11Sans parler de Flaherty, quelques rares cinéastes ont à certains égards ouvert la voie à Rouch. Friedrich Murnau peut-être, lorsqu’il détourne la fiction de Nosferatu vers le documentaire scientifique dans une mémorable séquence consacrée à l’observation d’animaux suceurs de sang par un professeur de sciences naturelles. Jean Painlevé également, dont les surréalistes n’ont justement pas manqué de célébrer son fameux Hippocampe (1934) et qui, lui aussi, d’ailleurs, s’est intéressé dans Vampire (1945) à un animal suceur de sang8. Tod Browning est particulièrement prémonitoire de Jean Rouch lorsque, dans Freaks, il fait jouer à des infirmes leur personnage de monstre de foire d’après leur réelle expérience de vie. Ainsi, le critique Jacques Lourcelles peut-il noter à propos de ce film que, « dépassant les catégories traditionnelles du réalisme et de la fiction, du documentaire et de la fiction horrifique, Freaks appartient un peu à chacune d’entre elles »9.

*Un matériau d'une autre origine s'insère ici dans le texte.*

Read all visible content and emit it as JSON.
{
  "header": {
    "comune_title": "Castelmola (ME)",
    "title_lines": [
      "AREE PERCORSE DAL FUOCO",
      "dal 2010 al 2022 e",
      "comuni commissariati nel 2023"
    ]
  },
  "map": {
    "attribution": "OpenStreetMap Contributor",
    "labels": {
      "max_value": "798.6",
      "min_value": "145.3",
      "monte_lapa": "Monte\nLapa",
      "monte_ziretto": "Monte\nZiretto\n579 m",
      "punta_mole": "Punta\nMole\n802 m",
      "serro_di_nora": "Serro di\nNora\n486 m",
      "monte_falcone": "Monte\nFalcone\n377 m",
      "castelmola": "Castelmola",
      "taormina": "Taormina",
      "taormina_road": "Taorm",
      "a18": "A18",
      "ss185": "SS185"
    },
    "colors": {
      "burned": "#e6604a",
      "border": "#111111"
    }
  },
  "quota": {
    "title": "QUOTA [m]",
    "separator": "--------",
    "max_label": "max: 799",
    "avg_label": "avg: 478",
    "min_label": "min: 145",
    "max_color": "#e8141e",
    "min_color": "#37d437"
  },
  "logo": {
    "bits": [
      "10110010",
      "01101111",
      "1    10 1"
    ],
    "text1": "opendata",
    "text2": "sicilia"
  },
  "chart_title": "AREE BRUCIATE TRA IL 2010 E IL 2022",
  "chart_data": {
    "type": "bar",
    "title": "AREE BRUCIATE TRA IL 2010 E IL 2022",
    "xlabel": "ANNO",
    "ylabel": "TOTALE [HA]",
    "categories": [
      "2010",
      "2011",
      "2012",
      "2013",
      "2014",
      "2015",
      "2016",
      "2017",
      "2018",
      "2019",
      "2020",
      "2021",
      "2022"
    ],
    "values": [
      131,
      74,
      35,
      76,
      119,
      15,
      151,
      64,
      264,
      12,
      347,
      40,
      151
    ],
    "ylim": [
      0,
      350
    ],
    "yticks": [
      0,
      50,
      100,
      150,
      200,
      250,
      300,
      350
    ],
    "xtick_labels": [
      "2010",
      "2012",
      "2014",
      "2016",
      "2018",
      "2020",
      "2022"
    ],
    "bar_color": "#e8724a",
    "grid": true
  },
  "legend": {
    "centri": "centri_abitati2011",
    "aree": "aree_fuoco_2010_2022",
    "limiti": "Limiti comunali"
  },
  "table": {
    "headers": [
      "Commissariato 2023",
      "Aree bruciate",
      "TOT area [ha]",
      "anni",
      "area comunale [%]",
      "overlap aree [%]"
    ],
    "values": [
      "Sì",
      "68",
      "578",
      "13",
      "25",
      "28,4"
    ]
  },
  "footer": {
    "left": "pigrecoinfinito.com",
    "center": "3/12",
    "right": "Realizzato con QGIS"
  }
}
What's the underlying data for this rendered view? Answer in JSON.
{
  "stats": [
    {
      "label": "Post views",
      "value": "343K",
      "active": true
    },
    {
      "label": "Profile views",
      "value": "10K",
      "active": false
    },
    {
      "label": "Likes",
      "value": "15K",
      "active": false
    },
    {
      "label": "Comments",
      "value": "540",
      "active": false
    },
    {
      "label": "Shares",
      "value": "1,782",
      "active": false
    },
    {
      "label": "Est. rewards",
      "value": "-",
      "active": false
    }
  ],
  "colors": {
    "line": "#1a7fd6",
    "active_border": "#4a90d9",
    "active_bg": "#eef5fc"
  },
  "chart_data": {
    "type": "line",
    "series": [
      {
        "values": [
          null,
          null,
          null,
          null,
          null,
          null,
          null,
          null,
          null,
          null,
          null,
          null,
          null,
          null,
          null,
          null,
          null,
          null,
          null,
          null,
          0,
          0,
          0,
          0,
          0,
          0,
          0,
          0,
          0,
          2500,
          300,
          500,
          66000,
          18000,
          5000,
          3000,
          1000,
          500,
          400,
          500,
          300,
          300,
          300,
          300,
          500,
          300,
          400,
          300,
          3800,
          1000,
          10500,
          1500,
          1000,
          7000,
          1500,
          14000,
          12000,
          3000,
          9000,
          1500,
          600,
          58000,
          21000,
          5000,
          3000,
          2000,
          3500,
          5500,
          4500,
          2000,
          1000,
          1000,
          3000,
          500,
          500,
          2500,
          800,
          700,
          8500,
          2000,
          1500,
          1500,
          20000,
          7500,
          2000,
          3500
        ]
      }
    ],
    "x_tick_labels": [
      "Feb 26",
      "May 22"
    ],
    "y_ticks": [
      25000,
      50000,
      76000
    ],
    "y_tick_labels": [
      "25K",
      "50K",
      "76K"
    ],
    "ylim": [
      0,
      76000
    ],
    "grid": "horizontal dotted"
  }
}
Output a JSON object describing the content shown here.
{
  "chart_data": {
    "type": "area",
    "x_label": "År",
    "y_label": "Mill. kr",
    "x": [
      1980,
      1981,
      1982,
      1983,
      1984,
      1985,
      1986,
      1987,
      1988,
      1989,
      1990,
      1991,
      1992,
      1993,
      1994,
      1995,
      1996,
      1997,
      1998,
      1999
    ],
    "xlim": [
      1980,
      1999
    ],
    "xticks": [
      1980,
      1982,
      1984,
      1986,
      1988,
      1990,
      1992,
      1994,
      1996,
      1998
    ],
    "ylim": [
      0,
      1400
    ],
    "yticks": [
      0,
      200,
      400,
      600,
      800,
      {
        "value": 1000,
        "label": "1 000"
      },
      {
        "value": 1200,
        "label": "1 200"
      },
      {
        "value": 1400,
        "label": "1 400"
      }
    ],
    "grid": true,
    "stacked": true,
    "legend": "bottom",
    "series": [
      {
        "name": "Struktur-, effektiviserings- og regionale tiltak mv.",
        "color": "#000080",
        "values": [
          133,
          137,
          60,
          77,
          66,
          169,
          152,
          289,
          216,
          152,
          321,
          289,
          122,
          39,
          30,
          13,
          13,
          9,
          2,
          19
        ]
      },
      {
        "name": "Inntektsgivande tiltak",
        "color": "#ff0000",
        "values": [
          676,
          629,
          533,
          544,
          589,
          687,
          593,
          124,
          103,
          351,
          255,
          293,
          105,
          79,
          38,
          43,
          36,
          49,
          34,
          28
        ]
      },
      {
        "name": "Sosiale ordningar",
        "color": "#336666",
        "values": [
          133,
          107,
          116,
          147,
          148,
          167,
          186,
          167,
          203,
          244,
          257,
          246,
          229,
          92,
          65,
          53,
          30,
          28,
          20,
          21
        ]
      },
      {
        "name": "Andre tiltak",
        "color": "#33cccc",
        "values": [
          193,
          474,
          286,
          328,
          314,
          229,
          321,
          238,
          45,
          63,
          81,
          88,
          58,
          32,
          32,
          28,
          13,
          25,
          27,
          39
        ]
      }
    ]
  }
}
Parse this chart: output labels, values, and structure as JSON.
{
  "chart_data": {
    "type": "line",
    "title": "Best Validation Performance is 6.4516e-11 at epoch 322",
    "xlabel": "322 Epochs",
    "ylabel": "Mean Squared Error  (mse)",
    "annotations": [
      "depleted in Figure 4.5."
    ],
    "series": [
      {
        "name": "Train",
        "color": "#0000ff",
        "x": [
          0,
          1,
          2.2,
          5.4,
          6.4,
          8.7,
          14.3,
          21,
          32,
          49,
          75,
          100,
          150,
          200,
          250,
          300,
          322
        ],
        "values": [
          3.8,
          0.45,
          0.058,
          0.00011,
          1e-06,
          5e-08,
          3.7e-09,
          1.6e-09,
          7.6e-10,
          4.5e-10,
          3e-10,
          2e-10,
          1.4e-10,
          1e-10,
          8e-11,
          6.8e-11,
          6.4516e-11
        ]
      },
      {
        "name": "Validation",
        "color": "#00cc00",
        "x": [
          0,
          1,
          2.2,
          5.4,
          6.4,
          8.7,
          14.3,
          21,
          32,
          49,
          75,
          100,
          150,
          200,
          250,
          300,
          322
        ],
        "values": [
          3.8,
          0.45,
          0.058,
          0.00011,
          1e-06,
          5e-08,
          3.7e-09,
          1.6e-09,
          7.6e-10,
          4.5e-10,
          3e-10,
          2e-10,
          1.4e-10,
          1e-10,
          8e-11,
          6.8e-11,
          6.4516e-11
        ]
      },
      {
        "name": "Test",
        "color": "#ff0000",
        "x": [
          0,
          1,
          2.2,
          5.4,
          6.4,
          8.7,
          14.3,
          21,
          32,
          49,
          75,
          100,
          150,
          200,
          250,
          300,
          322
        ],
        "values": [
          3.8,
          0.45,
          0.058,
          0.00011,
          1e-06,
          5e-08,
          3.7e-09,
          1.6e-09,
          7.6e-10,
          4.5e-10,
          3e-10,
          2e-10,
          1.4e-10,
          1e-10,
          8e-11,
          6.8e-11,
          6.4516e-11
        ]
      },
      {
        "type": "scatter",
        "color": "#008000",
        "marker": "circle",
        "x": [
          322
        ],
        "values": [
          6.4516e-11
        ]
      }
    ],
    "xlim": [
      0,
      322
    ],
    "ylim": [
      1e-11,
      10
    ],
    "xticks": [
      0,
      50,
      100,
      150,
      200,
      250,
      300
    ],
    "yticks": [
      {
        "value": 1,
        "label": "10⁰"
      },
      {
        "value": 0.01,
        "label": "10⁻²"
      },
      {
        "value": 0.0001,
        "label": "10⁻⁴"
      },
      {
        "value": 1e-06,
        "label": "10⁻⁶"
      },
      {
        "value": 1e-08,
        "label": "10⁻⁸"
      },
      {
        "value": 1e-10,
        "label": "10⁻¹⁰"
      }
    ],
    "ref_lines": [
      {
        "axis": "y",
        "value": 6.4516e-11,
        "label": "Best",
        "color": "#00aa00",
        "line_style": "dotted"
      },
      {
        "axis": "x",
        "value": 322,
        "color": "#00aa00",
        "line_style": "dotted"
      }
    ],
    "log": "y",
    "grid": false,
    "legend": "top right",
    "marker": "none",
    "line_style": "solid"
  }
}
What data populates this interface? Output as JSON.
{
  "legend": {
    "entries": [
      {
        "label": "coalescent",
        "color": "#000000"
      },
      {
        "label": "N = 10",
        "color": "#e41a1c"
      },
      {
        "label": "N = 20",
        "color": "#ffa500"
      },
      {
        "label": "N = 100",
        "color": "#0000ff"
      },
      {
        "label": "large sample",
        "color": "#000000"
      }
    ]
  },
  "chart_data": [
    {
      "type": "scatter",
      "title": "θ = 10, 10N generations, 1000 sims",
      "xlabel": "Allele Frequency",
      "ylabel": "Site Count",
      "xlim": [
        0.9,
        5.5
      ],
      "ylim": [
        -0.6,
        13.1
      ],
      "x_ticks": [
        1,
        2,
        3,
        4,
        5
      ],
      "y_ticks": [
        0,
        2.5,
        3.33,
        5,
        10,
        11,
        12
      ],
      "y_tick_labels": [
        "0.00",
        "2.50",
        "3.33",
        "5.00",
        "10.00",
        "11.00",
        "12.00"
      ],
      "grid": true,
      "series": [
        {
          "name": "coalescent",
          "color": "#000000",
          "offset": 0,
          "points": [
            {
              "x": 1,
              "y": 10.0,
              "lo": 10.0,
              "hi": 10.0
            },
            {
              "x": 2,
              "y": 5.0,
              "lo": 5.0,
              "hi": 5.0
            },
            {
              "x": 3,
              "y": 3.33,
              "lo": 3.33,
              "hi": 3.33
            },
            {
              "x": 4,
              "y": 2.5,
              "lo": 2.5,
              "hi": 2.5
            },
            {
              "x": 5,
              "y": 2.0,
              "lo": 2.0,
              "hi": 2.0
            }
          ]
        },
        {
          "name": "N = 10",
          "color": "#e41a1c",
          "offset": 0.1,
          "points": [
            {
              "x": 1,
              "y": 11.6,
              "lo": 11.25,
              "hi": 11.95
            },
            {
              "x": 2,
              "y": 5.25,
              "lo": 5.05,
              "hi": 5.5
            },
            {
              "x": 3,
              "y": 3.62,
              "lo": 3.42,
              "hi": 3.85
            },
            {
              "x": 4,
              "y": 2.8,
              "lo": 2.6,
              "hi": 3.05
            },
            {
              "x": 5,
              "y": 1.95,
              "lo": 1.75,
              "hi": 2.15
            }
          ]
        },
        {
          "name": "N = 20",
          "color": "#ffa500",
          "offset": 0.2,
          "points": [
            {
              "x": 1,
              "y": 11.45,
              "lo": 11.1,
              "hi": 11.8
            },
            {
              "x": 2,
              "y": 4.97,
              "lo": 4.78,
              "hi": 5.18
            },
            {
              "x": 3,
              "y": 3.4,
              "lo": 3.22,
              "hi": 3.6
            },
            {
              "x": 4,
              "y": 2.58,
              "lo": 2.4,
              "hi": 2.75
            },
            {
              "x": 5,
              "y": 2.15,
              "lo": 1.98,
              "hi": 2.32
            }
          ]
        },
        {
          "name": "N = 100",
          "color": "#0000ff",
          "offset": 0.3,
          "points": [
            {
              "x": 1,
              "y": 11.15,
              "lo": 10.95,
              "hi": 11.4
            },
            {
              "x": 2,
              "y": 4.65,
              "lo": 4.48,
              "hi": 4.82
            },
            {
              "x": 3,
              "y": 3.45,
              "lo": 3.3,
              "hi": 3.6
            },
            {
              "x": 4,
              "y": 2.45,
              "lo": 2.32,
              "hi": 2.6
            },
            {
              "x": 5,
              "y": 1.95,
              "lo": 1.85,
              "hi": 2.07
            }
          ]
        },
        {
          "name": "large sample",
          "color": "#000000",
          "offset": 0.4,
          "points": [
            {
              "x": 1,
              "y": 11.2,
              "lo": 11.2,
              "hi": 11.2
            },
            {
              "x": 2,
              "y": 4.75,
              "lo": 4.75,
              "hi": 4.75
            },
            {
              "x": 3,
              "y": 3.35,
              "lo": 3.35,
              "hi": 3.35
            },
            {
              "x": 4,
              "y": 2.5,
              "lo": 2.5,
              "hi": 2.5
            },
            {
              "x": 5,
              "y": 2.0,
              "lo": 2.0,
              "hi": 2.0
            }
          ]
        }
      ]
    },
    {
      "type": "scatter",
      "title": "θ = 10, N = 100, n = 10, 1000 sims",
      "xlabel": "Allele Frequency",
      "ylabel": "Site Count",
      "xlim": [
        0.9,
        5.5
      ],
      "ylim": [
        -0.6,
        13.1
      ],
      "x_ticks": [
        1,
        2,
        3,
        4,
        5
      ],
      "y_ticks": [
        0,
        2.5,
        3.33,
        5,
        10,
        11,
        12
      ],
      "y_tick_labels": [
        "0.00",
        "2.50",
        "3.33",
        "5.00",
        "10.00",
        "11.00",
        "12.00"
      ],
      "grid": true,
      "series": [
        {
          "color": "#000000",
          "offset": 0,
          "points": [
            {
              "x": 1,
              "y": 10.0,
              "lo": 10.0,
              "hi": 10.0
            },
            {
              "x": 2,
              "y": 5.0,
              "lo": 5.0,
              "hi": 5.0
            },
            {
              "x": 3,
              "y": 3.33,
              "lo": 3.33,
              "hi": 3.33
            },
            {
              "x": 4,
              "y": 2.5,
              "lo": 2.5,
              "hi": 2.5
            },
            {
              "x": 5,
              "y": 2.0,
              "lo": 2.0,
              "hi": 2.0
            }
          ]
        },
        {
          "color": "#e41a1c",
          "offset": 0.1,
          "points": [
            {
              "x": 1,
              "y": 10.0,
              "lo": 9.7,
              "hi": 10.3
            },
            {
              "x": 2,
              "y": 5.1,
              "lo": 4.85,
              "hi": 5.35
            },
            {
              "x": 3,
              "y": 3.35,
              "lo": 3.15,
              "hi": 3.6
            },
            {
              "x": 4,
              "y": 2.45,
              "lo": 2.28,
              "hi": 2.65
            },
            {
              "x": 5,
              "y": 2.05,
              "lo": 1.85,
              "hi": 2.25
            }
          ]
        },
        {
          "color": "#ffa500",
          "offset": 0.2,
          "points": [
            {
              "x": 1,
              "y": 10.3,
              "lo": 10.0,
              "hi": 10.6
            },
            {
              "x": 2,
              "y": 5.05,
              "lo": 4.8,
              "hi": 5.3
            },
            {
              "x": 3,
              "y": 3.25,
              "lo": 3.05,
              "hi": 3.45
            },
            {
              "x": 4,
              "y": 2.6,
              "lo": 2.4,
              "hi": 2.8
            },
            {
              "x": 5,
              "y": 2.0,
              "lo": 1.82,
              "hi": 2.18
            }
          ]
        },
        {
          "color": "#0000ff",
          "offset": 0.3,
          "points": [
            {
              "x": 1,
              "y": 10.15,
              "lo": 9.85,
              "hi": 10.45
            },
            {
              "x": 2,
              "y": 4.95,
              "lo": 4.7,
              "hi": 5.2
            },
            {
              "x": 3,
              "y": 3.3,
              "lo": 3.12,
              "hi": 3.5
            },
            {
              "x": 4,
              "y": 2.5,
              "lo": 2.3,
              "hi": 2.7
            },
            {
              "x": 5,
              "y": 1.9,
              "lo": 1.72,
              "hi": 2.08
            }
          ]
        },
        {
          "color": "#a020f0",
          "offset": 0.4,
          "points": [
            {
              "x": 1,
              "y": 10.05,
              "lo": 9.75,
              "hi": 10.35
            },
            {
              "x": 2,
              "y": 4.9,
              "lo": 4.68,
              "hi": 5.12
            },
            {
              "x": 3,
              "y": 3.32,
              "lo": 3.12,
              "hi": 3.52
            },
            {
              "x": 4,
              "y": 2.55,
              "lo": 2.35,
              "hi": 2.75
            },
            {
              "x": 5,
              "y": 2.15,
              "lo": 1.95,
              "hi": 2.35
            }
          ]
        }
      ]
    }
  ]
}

12À son tour, le mélange rouchien du documentaire et de la fiction, de la science et de la poésie, a-t-il une descendance ou, du moins, trouve-t-il un écho dans d’autres films que les siens ? Si quelques auteurs notoires du cinéma documentaire, tel Raymond Depardon, peuvent être considérés comme s’inscrivant en partie dans le sillage de Rouch, qui a d’ailleurs réalisé un Portrait de Raymond Depardon en 1982, il faut là aussi chercher des correspondances rouchiennes dans le cinéma de fiction. Chez Eric Rohmer par exemple, quand il tourne Le Signe du lion à Paris en 1959. Il en va de même avec Place de l’Etoile, le court-métrage que Rohmer réalise en 1964 pour Paris vu par. Mais Jacques Rozier, répétons-le, est sans doute le cinéaste le plus proche de Rouch aussi bien par les méthodes de tournage, l’esthétique visuelle et sonore et la corrélation immédiate entre la réalité et l’imaginaire. Comme Rouch, il tourne des films purement documentaires tels que la Rentrée des classes (1955), Dans le vent (1962), Paparazzi (1963). Il réalise aussi des fictions selon les méthodes du cinéma direct, tel Blue Jeans (1959), si étonnamment rouchien que l’on peut inverser la formule et dire du cinéma de Rouch qu’il est roziérien. Par exemple, Adieu Philippine (1963) a l’exacte ambiguïté de n’importe quel film de Rouch. La fiction du scénario est par le fait largement enracinée dans le terreau de la réalité du début des années soixante qui fait de ce film le premier grand document anthropologique sur la télévision française, en même temps qu’une étude socio-historique de la jeunesse française confrontée à la guerre d’Algérie. Et comme chez Rouch, il n’y a nul volontarisme de la part de Rozier : le choix des lieux et des acteurs, la manière de tourner, notamment influencée par la méthode d’improvisation collective qui caractérise le jazz, s’allient dans une poétique singulière où règne là aussi le « mentir-vrai », rendant indiscernables le réel et l’imaginaire, l’actuel et le virtuel, au contraire même, les fondant l’un dans l’autre de manière telle qu’une nouvelle catégorie du réel fait son entrée dans le cinéma.
DU NIGER À LA SEINE
13Là encore, la filmographie de Rouch laisse apparaître un contraste unifiant. Son quinzième film, Chronique d’un été, est le premier qu’il tourne en France, en 1960. Pour cette raison, Chronique d’un été est un repère, il est le lieu d’un passage entre deux périodes et deux espaces de l’œuvre filmique de Rouch. Or, ce film est porteur d’un paradoxe initial. Au départ, il est une enquête de sociologie française décidée par Edgar Morin, Rouch ne devant qu’en assurer la captation filmique. Le film est donc a priori un document destiné à servir les sciences humaines. Or, celles-ci relèvent de la tradition « logocentriste » occidentale qui « interdit [aux européens] de penser [leur] histoire et [leur] identité depuis l’autre bord, c’est-à-dire toutes les formes d’altérité »10. Edgar Morin, alors tenté par une forme nouvelle d’ethnosociologie appliquée à des Parisiens, a fait appel à Rouch du fait de sa manière de regarder et d’écouter des Africains. Par ailleurs, Morin connaissait d’autres films du cinéma direct, tournés en Angleterre, aux États-Unis et au Canada, si bien qu’il avait pu faire le constat suivant : « Ce que Rouch a fait en Afrique, on l’a commencé dans notre civilisation même »11. Tel est le motif véritable de sa rencontre avec Rouch autour du projet de Chronique d’un été, plutôt ambitieux, puisqu’il ne s’agit rien moins que de réinventer l’approche de l’autre.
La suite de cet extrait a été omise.